We now move the output files to the results folder:
cd ../../results/RAxML/
mkdir full-concatenation
cd ../../data/Wheat_Relative_History_Data_Glemin_et_al
ls ## to check files are there
mv *.raxml* ../../results/RAxML/full-concatenation
Creating our own concatenated file
We could practice the process of concatenating all the sequence files in OneCopyGenes:
[need to add code here; note that different genes have different taxa and not in order]
Visualization
library(ape)
library(phangorn)
library(phytools)
tre = read.tree(file="triticeae_allindividuals_OneCopyGenes.fasta.raxml.bestTree")
plot(tre)
Note that we need to root at the outgroup: H_vulgare_HVens23
rtre = root(tre,outgroup="H_vulgare_HVens23", resolve.root=TRUE)
plot(rtre)
1.2 10Mb sliding window concatenation
Rather than building one species tree for the fully concatenated sequences, we could create smaller concatenated files (10Mb windows) to assess tree discordance.
The authors provide already the 10Mb sliding window concatenated sequence files in the Concatenation10Mb_OneCopyGenes.zip file which unzips into the Concatenation10Mb_OneCopyGenes folder:
$ cd Concatenation10Mb_OneCopyGenes
$ ls | wc -l
248
In the paper, the authors say: “Using the Hordeum genome as a reference, we also concatenated genes in 10-Mb windows along chromosomes, obtaining 298 alignments with at least three genes per window. […] Among the 298 10-Mb trees, only 248 contained all individuals.”
We want to build one species tree per file, so we will use a similar bash script to the one for gene trees (raxml-concatenation.sh). This script has the flag --threads 5 to use 5 threads within each raxml job.
Within the code folder:
./raxml-concatenation.sh
There are 248 genes, each gene tree estimation took around 140 seconds in my computer (so total would be ~10 hours).
Visualization
We want to reproduce Figure 1(B) with a densitree with all species trees from 10Mb sliding windows.
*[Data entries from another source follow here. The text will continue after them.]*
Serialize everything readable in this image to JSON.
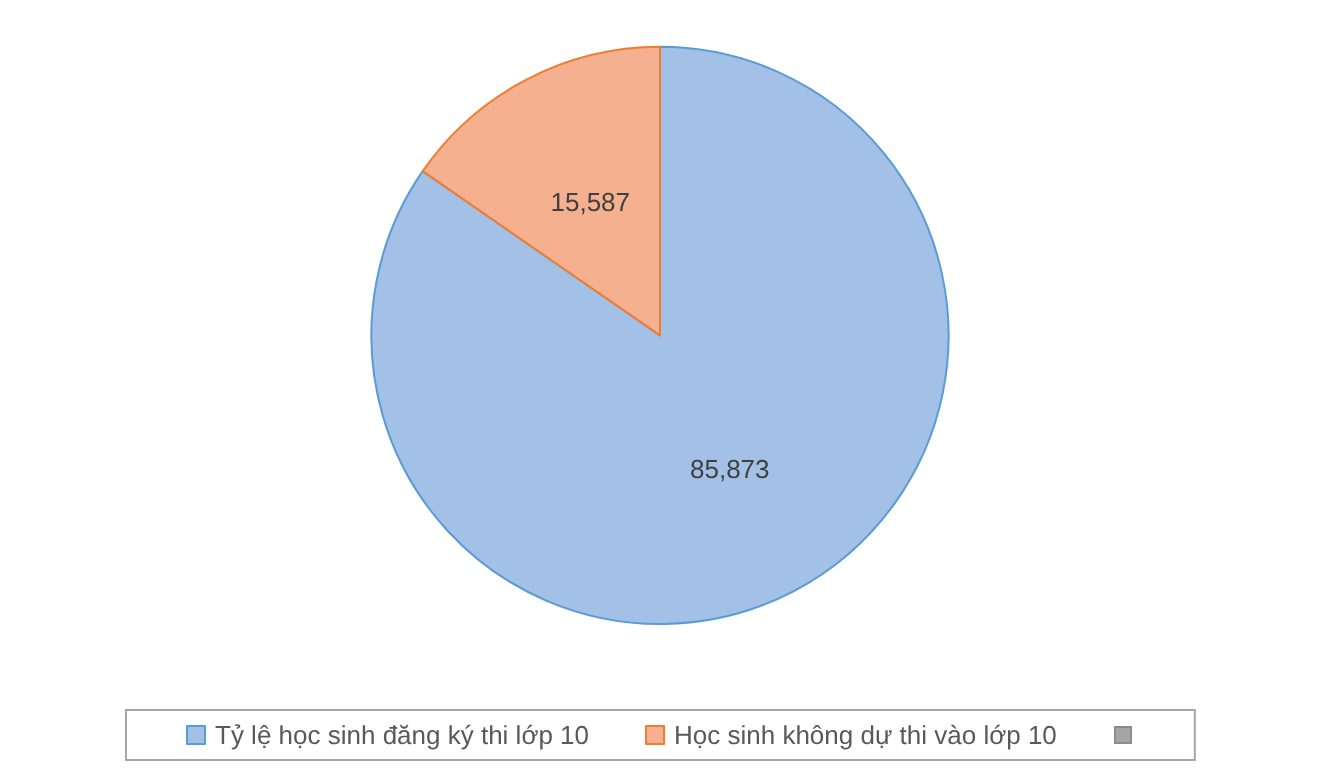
{
  "chart_data": {
    "type": "pie",
    "categories": [
      "Tỷ lệ học sinh đăng ký thi lớp 10",
      "Học sinh không dự thi vào lớp 10"
    ],
    "values": [
      85873,
      15587
    ],
    "value_labels": [
      "85,873",
      "15,587"
    ],
    "colors": [
      "#a3c1e6",
      "#f5b08f"
    ],
    "legend": "bottom"
  }
}
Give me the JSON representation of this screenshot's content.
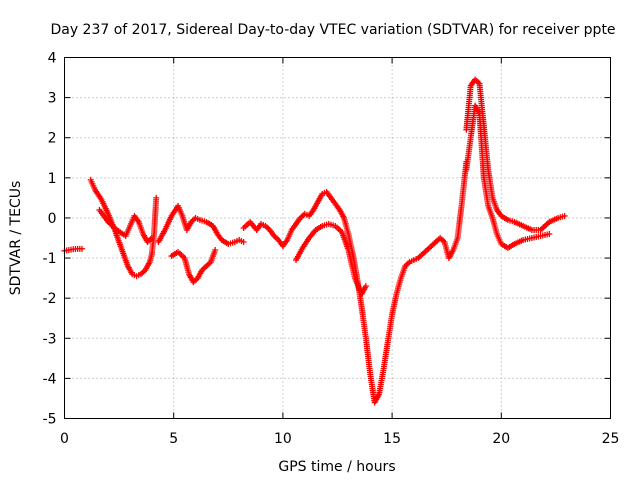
{
  "chart_data": {
    "type": "scatter",
    "title": "Day 237 of 2017, Sidereal Day-to-day VTEC variation (SDTVAR) for receiver ppte",
    "xlabel": "GPS time / hours",
    "ylabel": "SDTVAR / TECUs",
    "xlim": [
      0,
      25
    ],
    "ylim": [
      -5,
      4
    ],
    "xticks": [
      "0",
      "5",
      "10",
      "15",
      "20",
      "25"
    ],
    "yticks": [
      "-5",
      "-4",
      "-3",
      "-2",
      "-1",
      "0",
      "1",
      "2",
      "3",
      "4"
    ],
    "grid": true,
    "marker": "plus",
    "color": "#ff0000",
    "series": [
      {
        "name": "segment-1",
        "x": [
          0.0,
          0.2,
          0.4,
          0.6,
          0.8
        ],
        "y": [
          -0.82,
          -0.8,
          -0.78,
          -0.77,
          -0.77
        ]
      },
      {
        "name": "segment-2",
        "x": [
          1.2,
          1.4,
          1.7,
          2.0,
          2.3,
          2.6,
          2.9,
          3.1,
          3.3,
          3.5,
          3.7,
          3.9,
          4.0,
          4.1,
          4.2
        ],
        "y": [
          0.95,
          0.7,
          0.45,
          0.1,
          -0.3,
          -0.75,
          -1.2,
          -1.4,
          -1.45,
          -1.4,
          -1.3,
          -1.1,
          -0.9,
          -0.4,
          0.5
        ]
      },
      {
        "name": "segment-3",
        "x": [
          1.6,
          2.0,
          2.4,
          2.8,
          3.0,
          3.2,
          3.4,
          3.6,
          3.8,
          4.0
        ],
        "y": [
          0.2,
          -0.1,
          -0.3,
          -0.45,
          -0.2,
          0.05,
          -0.1,
          -0.4,
          -0.6,
          -0.5
        ]
      },
      {
        "name": "segment-4",
        "x": [
          4.3,
          4.6,
          4.9,
          5.2,
          5.4,
          5.6,
          5.8,
          6.0,
          6.2,
          6.5,
          6.8,
          7.0,
          7.2,
          7.5,
          7.8,
          8.0,
          8.2
        ],
        "y": [
          -0.6,
          -0.3,
          0.05,
          0.3,
          0.05,
          -0.3,
          -0.1,
          0.0,
          -0.05,
          -0.1,
          -0.2,
          -0.4,
          -0.55,
          -0.65,
          -0.6,
          -0.55,
          -0.6
        ]
      },
      {
        "name": "segment-5",
        "x": [
          4.9,
          5.2,
          5.5,
          5.7,
          5.9,
          6.1,
          6.3,
          6.5,
          6.7,
          6.9
        ],
        "y": [
          -0.95,
          -0.85,
          -1.0,
          -1.4,
          -1.6,
          -1.5,
          -1.3,
          -1.2,
          -1.1,
          -0.8
        ]
      },
      {
        "name": "segment-6",
        "x": [
          8.2,
          8.5,
          8.8,
          9.0,
          9.2,
          9.4,
          9.6,
          9.8,
          10.0,
          10.2,
          10.4,
          10.6,
          10.8,
          11.0,
          11.2,
          11.4,
          11.6,
          11.8,
          12.0,
          12.2,
          12.4,
          12.6,
          12.8,
          13.0,
          13.2,
          13.4,
          13.6,
          13.8,
          14.0,
          14.2,
          14.4,
          14.6,
          14.8,
          15.0,
          15.2,
          15.4,
          15.6,
          15.8,
          16.0,
          16.2,
          16.4,
          16.6,
          16.8,
          17.0,
          17.2,
          17.4,
          17.6,
          17.8,
          18.0,
          18.2,
          18.4
        ],
        "y": [
          -0.25,
          -0.1,
          -0.3,
          -0.15,
          -0.2,
          -0.3,
          -0.45,
          -0.55,
          -0.7,
          -0.55,
          -0.3,
          -0.15,
          0.0,
          0.1,
          0.05,
          0.2,
          0.4,
          0.6,
          0.65,
          0.5,
          0.35,
          0.2,
          0.0,
          -0.4,
          -0.9,
          -1.5,
          -2.2,
          -3.0,
          -3.9,
          -4.6,
          -4.4,
          -3.8,
          -3.1,
          -2.4,
          -1.9,
          -1.5,
          -1.2,
          -1.1,
          -1.05,
          -1.0,
          -0.9,
          -0.8,
          -0.7,
          -0.6,
          -0.5,
          -0.6,
          -1.0,
          -0.8,
          -0.5,
          0.4,
          1.4
        ]
      },
      {
        "name": "segment-7",
        "x": [
          10.6,
          10.9,
          11.2,
          11.5,
          11.8,
          12.1,
          12.4,
          12.7,
          13.0,
          13.3,
          13.6,
          13.8
        ],
        "y": [
          -1.05,
          -0.75,
          -0.5,
          -0.3,
          -0.2,
          -0.15,
          -0.2,
          -0.35,
          -0.8,
          -1.5,
          -1.9,
          -1.7
        ]
      },
      {
        "name": "segment-8",
        "x": [
          18.4,
          18.6,
          18.8,
          19.0,
          19.2,
          19.4,
          19.6,
          19.8,
          20.0,
          20.3,
          20.6,
          21.0,
          21.4,
          21.8,
          22.2,
          22.6,
          22.9
        ],
        "y": [
          2.2,
          3.3,
          3.45,
          3.35,
          2.3,
          1.2,
          0.5,
          0.2,
          0.05,
          -0.05,
          -0.1,
          -0.2,
          -0.3,
          -0.3,
          -0.1,
          0.0,
          0.05
        ]
      },
      {
        "name": "segment-9",
        "x": [
          18.4,
          18.6,
          18.8,
          19.0,
          19.2,
          19.4,
          19.6,
          19.8,
          20.0,
          20.3,
          20.6,
          21.0,
          21.4,
          21.8,
          22.2
        ],
        "y": [
          1.2,
          2.0,
          2.8,
          2.6,
          1.0,
          0.3,
          0.0,
          -0.4,
          -0.65,
          -0.75,
          -0.65,
          -0.55,
          -0.5,
          -0.45,
          -0.4
        ]
      }
    ]
  }
}
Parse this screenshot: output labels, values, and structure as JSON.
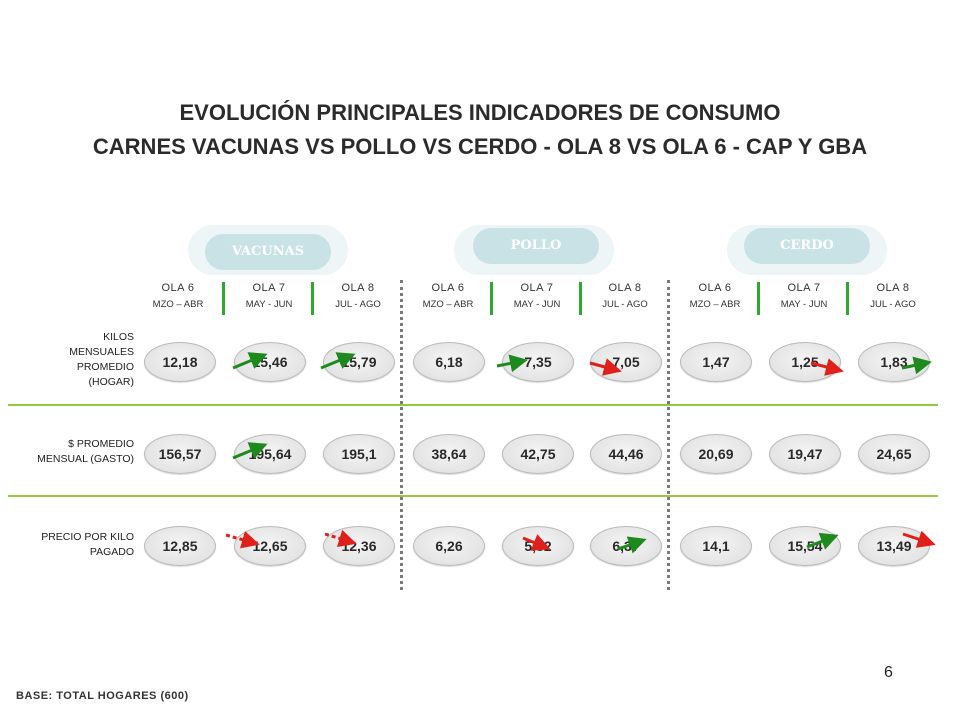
{
  "title_line1": "EVOLUCIÓN PRINCIPALES INDICADORES DE CONSUMO",
  "title_line2": "CARNES VACUNAS VS POLLO VS CERDO - OLA 8 VS OLA 6 - CAP Y GBA",
  "categories": [
    "VACUNAS",
    "POLLO",
    "CERDO"
  ],
  "waves": [
    {
      "ola": "OLA 6",
      "period": "MZO – ABR"
    },
    {
      "ola": "OLA 7",
      "period": "MAY - JUN"
    },
    {
      "ola": "OLA 8",
      "period": "JUL - AGO"
    }
  ],
  "rows": [
    {
      "label_lines": [
        "KILOS",
        "MENSUALES",
        "PROMEDIO",
        "(HOGAR)"
      ],
      "values": [
        "12,18",
        "15,46",
        "15,79",
        "6,18",
        "7,35",
        "7,05",
        "1,47",
        "1,25",
        "1,83"
      ]
    },
    {
      "label_lines": [
        "$ PROMEDIO",
        "MENSUAL  (GASTO)"
      ],
      "values": [
        "156,57",
        "195,64",
        "195,1",
        "38,64",
        "42,75",
        "44,46",
        "20,69",
        "19,47",
        "24,65"
      ]
    },
    {
      "label_lines": [
        "PRECIO POR KILO",
        "PAGADO"
      ],
      "values": [
        "12,85",
        "12,65",
        "12,36",
        "6,26",
        "5,82",
        "6,37",
        "14,1",
        "15,54",
        "13,49"
      ]
    }
  ],
  "trend_arrows": [
    [
      "up",
      "up",
      null,
      "up",
      "down",
      null,
      "down",
      "up",
      null
    ],
    [
      "up",
      null,
      null,
      null,
      null,
      null,
      null,
      null,
      null
    ],
    [
      "flat-down",
      "flat-down",
      null,
      "down",
      "up",
      null,
      "up",
      "down",
      null
    ]
  ],
  "colors": {
    "up": "#1e8a1e",
    "down": "#e0201a",
    "divider": "#94c83d",
    "pill": "#c8e2e5"
  },
  "footer": "BASE: TOTAL HOGARES (600)",
  "page_number": "6"
}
We need to be in the results/RAxML/10Mb-concatenation folder:
library(ape)
library(phangorn)
library(phytools)
files <- list.files(
pattern = "\\.bestTree$",
full.names = TRUE
)
trees <- lapply(files, read.tree)
densityTree(trees,type="cladogram",nodes="intermediate")
densityTree(trees,use.edge.length=FALSE,type="cladogram",nodes="centered")
[do we want to create the 10Mb windows ourselves?]